From the moment I wake up, game is ON! The events of our day lead to the finale of bedtime and all our daily routines are in place to ensure a healthy diet and good night sleep! I plan ahead all the time. I am so used to the constant murmur of that self-talk with to do lists, activities and reminders that when I get a chance, I will always reflect and be thankful for being blessed with 4 healthy, active and kind children.

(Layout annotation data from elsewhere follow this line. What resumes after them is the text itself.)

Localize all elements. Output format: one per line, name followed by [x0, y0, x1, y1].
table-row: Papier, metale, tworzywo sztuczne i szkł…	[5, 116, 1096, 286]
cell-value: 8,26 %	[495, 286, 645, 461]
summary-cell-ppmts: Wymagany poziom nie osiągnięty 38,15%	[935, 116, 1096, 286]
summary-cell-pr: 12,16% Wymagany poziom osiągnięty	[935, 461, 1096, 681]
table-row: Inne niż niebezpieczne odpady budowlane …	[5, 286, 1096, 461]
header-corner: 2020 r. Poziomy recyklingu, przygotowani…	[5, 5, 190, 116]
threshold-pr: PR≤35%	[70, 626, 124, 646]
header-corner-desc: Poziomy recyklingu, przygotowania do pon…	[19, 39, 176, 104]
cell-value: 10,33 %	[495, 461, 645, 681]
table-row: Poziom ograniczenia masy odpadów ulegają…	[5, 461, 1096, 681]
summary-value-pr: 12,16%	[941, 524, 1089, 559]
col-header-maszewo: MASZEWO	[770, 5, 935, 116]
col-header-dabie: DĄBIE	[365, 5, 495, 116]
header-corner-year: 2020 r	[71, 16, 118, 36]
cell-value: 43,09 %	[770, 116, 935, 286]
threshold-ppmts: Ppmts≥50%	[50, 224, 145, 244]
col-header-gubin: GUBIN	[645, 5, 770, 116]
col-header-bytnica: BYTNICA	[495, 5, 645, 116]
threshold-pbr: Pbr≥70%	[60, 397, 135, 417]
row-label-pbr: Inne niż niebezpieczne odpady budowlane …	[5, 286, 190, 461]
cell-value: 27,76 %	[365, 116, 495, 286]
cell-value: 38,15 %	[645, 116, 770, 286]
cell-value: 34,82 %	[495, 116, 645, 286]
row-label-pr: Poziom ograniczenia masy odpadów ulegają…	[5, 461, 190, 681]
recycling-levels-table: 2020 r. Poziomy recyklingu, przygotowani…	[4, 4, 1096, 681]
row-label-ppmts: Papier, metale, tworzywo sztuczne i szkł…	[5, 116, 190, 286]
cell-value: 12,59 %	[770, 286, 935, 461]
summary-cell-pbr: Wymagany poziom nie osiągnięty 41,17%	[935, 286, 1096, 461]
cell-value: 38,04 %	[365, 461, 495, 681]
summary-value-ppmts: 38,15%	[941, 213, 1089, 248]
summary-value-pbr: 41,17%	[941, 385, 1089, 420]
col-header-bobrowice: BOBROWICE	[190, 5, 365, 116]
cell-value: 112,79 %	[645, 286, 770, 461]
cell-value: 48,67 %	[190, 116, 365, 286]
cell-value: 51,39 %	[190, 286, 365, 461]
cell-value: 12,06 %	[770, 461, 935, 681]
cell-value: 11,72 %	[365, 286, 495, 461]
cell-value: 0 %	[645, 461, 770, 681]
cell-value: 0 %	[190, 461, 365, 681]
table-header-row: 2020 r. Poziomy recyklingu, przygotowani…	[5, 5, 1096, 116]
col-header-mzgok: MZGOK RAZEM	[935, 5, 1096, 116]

The three words I whisper each night to my children are: ‘courage, strength and sweetness’. These words can stand for so much more, and to me they are the essence of what I want my children to be. Having children, gave me the opportunity to love someone more than I love myself, and it also gave me the opportunity to look after myself more than I ever have before, knowing that they need a strong, healthy and happy mum for many years.
Loving my children brings out the best in me. I am in my element and have never been happier. I have also never been more challenged, exhausted, forward thinking and energized. This path of tenacity sees me falling down and getting back up, because I have to. I find that the key to moving forward is prioritizing….prioritizing everything and also acknowledging that I am living at this point in time, and soon the next phase of motherhood will set in which will require me to take a new look at the important things.
Priorities for my children are to nurture their minds, body and soul. This is very challenging and is constant, this is why I don’t give up, now more than ever. Along with working full time and opening my 3rd business, having 4 young children, my son Henry, has additional needs. The light here is I have now learned to fight passionately for someone else, I have learned to be patient and learned how to see success in the smallest of feats, I have learned how to champion.
Along with my children, my career has always been part of who I am and for me not to loose this means that I need to work harder to ensure all aspects of my life are in working order, what that looks like changes often. We have minimised our lifestyle immensely. We spend a huge amount of time with our children, we unplug when we get home and give them that time of the day. We walk around the block each night and listen to their stories and smile at their conversations with one another.
I love my life, where I am right now, the progress of my children, my relationships. Could things be better…YES and each time I remind myself “…and that’s okay”.